The experience was both empowering and unnerving. It offered the potential for an instant second opinion in any specialty, yet it required medical training and vigilance to harness its power and detect its flaws. AI models can sound authoritative while making elementary errors. They cannot physically examine patients and often struggle with open-ended queries. Their output improves with carefully selected information, but most people are not trained to prioritize symptoms. A doctor knows to ask a patient with chest pain if it worsens with eating, walking, or lying down, or if leaning forward brings relief. Clinicians also listen for key phrases that signal specific conditions, like “worst headache of my life” for a brain hemorrhage or a “curtain over my eye” for a retinal-artery blockage. The difference between AI and earlier diagnostic tools is like that of a power saw versus a hacksaw; a careless user could lose a finger.
The common perception of medicine as a series of mysteries to be solved, popularized by shows like “House,” contrasts sharply with its often routine and repetitive reality. Many patients present with a complex combination of chronic conditions like emphysema, heart failure, and diabetes. In these cases, the goal is not to find a single diagnosis but to manage overlapping issues, often described as “likely multifactorial.” A precise diagnosis can be secondary to stabilizing the patient; someone with shortness of breath might be treated for COPD, heart failure, and pneumonia simultaneously, with the primary cause remaining unclear even after they recover. In such common scenarios, asking an AI for a single diagnosis would offer little practical clarity.

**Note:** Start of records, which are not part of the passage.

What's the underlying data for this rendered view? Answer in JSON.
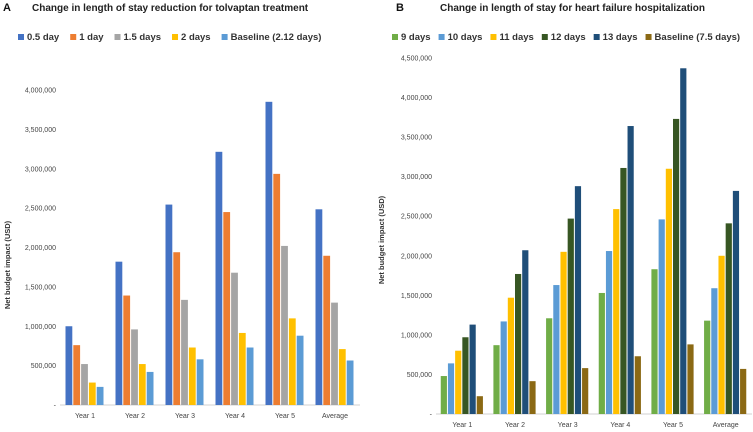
{
  "chart_data": [
    {
      "panel": "A",
      "type": "bar",
      "title": "Change in length of stay reduction for tolvaptan treatment",
      "ylabel": "Net budget impact (USD)",
      "xlabel": "",
      "ylim": [
        0,
        4000000
      ],
      "ytick_values": [
        0,
        500000,
        1000000,
        1500000,
        2000000,
        2500000,
        3000000,
        3500000,
        4000000
      ],
      "ytick_labels": [
        "-",
        "500,000",
        "1,000,000",
        "1,500,000",
        "2,000,000",
        "2,500,000",
        "3,000,000",
        "3,500,000",
        "4,000,000"
      ],
      "categories": [
        "Year 1",
        "Year 2",
        "Year 3",
        "Year 4",
        "Year 5",
        "Average"
      ],
      "legend_position": "top",
      "series": [
        {
          "name": "0.5 day",
          "color": "#4472C4",
          "values": [
            1000000,
            1820000,
            2545000,
            3215000,
            3850000,
            2485000
          ]
        },
        {
          "name": "1 day",
          "color": "#ED7D31",
          "values": [
            760000,
            1390000,
            1940000,
            2450000,
            2935000,
            1895000
          ]
        },
        {
          "name": "1.5 days",
          "color": "#A5A5A5",
          "values": [
            520000,
            960000,
            1335000,
            1680000,
            2020000,
            1300000
          ]
        },
        {
          "name": "2 days",
          "color": "#FFC000",
          "values": [
            285000,
            520000,
            730000,
            915000,
            1100000,
            710000
          ]
        },
        {
          "name": "Baseline (2.12 days)",
          "color": "#5B9BD5",
          "values": [
            230000,
            420000,
            580000,
            730000,
            880000,
            565000
          ]
        }
      ]
    },
    {
      "panel": "B",
      "type": "bar",
      "title": "Change in length of stay for heart failure hospitalization",
      "ylabel": "Net budget impact (USD)",
      "xlabel": "",
      "ylim": [
        0,
        4500000
      ],
      "ytick_values": [
        0,
        500000,
        1000000,
        1500000,
        2000000,
        2500000,
        3000000,
        3500000,
        4000000,
        4500000
      ],
      "ytick_labels": [
        "-",
        "500,000",
        "1,000,000",
        "1,500,000",
        "2,000,000",
        "2,500,000",
        "3,000,000",
        "3,500,000",
        "4,000,000",
        "4,500,000"
      ],
      "categories": [
        "Year 1",
        "Year 2",
        "Year 3",
        "Year 4",
        "Year 5",
        "Average"
      ],
      "legend_position": "top",
      "series": [
        {
          "name": "9 days",
          "color": "#70AD47",
          "values": [
            480000,
            870000,
            1210000,
            1530000,
            1830000,
            1180000
          ]
        },
        {
          "name": "10 days",
          "color": "#5B9BD5",
          "values": [
            640000,
            1170000,
            1630000,
            2060000,
            2460000,
            1590000
          ]
        },
        {
          "name": "11 days",
          "color": "#FFC000",
          "values": [
            800000,
            1470000,
            2050000,
            2590000,
            3100000,
            2000000
          ]
        },
        {
          "name": "12 days",
          "color": "#375623",
          "values": [
            970000,
            1770000,
            2470000,
            3110000,
            3730000,
            2410000
          ]
        },
        {
          "name": "13 days",
          "color": "#1F4E79",
          "values": [
            1130000,
            2070000,
            2880000,
            3640000,
            4370000,
            2820000
          ]
        },
        {
          "name": "Baseline (7.5 days)",
          "color": "#8B6914",
          "values": [
            225000,
            415000,
            580000,
            730000,
            880000,
            570000
          ]
        }
      ]
    }
  ]
}
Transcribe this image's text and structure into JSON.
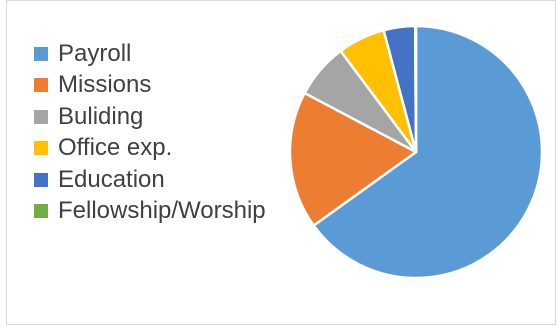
{
  "chart_data": {
    "type": "pie",
    "title": "",
    "categories": [
      "Payroll",
      "Missions",
      "Buliding",
      "Office exp.",
      "Education",
      "Fellowship/Worship"
    ],
    "values": [
      64.5,
      17.5,
      7.0,
      6.0,
      4.0,
      0.1
    ],
    "colors": [
      "#5b9bd5",
      "#ed7d31",
      "#a5a5a5",
      "#ffc000",
      "#4472c4",
      "#70ad47"
    ],
    "start_angle_deg": 0,
    "direction": "clockwise",
    "legend_position": "left"
  }
}
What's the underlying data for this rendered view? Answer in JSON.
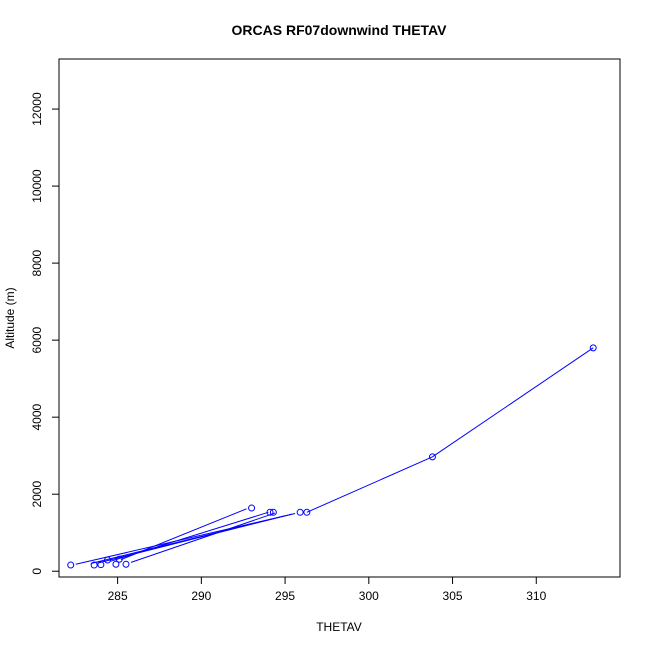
{
  "chart_data": {
    "type": "scatter",
    "title": "ORCAS RF07downwind THETAV",
    "xlabel": "THETAV",
    "ylabel": "Altitude (m)",
    "xlim": [
      281.5,
      315.0
    ],
    "ylim": [
      -150,
      13300
    ],
    "xticks": [
      285,
      290,
      295,
      300,
      305,
      310
    ],
    "yticks": [
      0,
      2000,
      4000,
      6000,
      8000,
      10000,
      12000
    ],
    "grid": false,
    "series": [
      {
        "color": "#0000ff",
        "points": [
          {
            "x": 282.2,
            "y": 160
          },
          {
            "x": 283.6,
            "y": 160
          },
          {
            "x": 284.0,
            "y": 170
          },
          {
            "x": 284.4,
            "y": 290
          },
          {
            "x": 284.9,
            "y": 180
          },
          {
            "x": 285.1,
            "y": 310
          },
          {
            "x": 285.5,
            "y": 180
          },
          {
            "x": 293.0,
            "y": 1640
          },
          {
            "x": 294.1,
            "y": 1530
          },
          {
            "x": 294.3,
            "y": 1530
          },
          {
            "x": 295.9,
            "y": 1530
          },
          {
            "x": 296.3,
            "y": 1530
          },
          {
            "x": 303.8,
            "y": 2970
          },
          {
            "x": 313.4,
            "y": 5800
          }
        ],
        "segments": [
          [
            [
              282.5,
              180
            ],
            [
              295.6,
              1500
            ]
          ],
          [
            [
              283.8,
              210
            ],
            [
              295.0,
              1440
            ]
          ],
          [
            [
              284.6,
              260
            ],
            [
              294.0,
              1530
            ]
          ],
          [
            [
              285.2,
              300
            ],
            [
              292.7,
              1620
            ]
          ],
          [
            [
              285.8,
              230
            ],
            [
              294.4,
              1510
            ]
          ],
          [
            [
              283.4,
              200
            ],
            [
              295.4,
              1480
            ]
          ],
          [
            [
              296.3,
              1530
            ],
            [
              303.8,
              2970
            ]
          ],
          [
            [
              303.8,
              2970
            ],
            [
              313.4,
              5800
            ]
          ]
        ]
      }
    ]
  }
}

According to Gurpreet Dhaliwal, a renowned clinical diagnostician at UCSF, tasking an AI with solving a case is “starting with the end.” He argues that doctors should instead use AI for “wayfinding”—asking it to identify trends in a patient’s trajectory or highlight important details they might have missed. Rather than issuing a diagnosis, the model could alert a physician to a recent study, propose a relevant blood test, or find a critical lab result in an old medical record. This approach recognizes the difference between diagnosing a condition and competently caring for a person. “Just because you have a Japanese-English dictionary in your desk doesn’t mean you’re fluent in Japanese,” Dhaliwal noted.
While CaBot remains experimental, other AI tools are already influencing patient care. OpenEvidence is used by many clinicians, offering licensing agreements with top journals and compliance with patient-privacy laws. Crucially, it cites peer-reviewed articles for its answers, sometimes quoting a paper directly to prevent the kind of “hallucinations” seen with CaBot. When presented with a case, it doesn’t immediately offer a solution but instead begins by asking a series of clarifying questions.